Поэтому я отправился в путешествие по проектам на GitHub и нашел весьма интересный инструментарий: проект aff3ct, написанный на C++.

Мысли вслух

Интересно, почему еще никто не создал проект LDPC++ ?..

Прочтем, как проект позиционируют его разработчики:

Симулятор нацелен на высокоскоростное моделирование и широко использует параллельные методы, такие как SIMD, многопоточные и многоузловые модели программирования.
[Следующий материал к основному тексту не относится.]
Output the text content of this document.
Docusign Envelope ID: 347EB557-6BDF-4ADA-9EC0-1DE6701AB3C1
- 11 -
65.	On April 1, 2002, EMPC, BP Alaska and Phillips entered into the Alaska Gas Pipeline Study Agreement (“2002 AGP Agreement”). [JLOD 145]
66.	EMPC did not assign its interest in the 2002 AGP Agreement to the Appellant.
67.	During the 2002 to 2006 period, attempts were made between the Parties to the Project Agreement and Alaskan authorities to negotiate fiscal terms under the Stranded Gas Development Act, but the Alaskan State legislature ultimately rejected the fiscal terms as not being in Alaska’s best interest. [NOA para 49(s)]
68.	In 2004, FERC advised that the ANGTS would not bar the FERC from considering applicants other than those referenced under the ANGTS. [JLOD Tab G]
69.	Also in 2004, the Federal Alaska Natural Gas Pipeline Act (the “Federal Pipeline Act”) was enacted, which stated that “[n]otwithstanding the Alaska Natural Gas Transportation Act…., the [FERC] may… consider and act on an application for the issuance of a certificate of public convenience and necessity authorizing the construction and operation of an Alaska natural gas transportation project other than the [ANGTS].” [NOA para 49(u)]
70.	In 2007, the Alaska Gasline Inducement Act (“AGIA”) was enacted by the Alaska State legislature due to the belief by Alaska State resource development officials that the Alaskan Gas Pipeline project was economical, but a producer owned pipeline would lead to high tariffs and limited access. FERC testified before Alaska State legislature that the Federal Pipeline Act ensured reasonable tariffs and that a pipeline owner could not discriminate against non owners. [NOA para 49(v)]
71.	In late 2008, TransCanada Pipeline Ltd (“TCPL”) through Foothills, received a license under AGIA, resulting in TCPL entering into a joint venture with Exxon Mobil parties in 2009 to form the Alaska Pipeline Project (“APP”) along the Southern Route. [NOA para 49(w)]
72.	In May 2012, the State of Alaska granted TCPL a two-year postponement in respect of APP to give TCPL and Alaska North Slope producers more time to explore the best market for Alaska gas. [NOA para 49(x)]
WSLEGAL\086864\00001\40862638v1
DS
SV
Ниже приведен список функций, которые мотивировали создание симулятора:

воспроизведение самых современных характеристик декодирования,

исследование различных конфигураций помехоустойчивых кодов (нахождение новых компромиссов),

аппаратная реализация прототипа (приемники с фиксированной точкой, аппаратные средства в цикле),

повторное использование проверенных и протестированных модулей (и возможность добавлять свои),

альтернатива MATLAB (если вы стремитесь сократить время моделирования).

Работает ПО не только для LDPC кодов, но и для других кодеков (например, можно рассмотреть Turbo-коды и полярные коды).

У проекта есть хорошая документация в формате PDF, в формате WEB-страниц, а также онлайн-версия с визуализацией уже полученных результатов (BER/FER Comparator).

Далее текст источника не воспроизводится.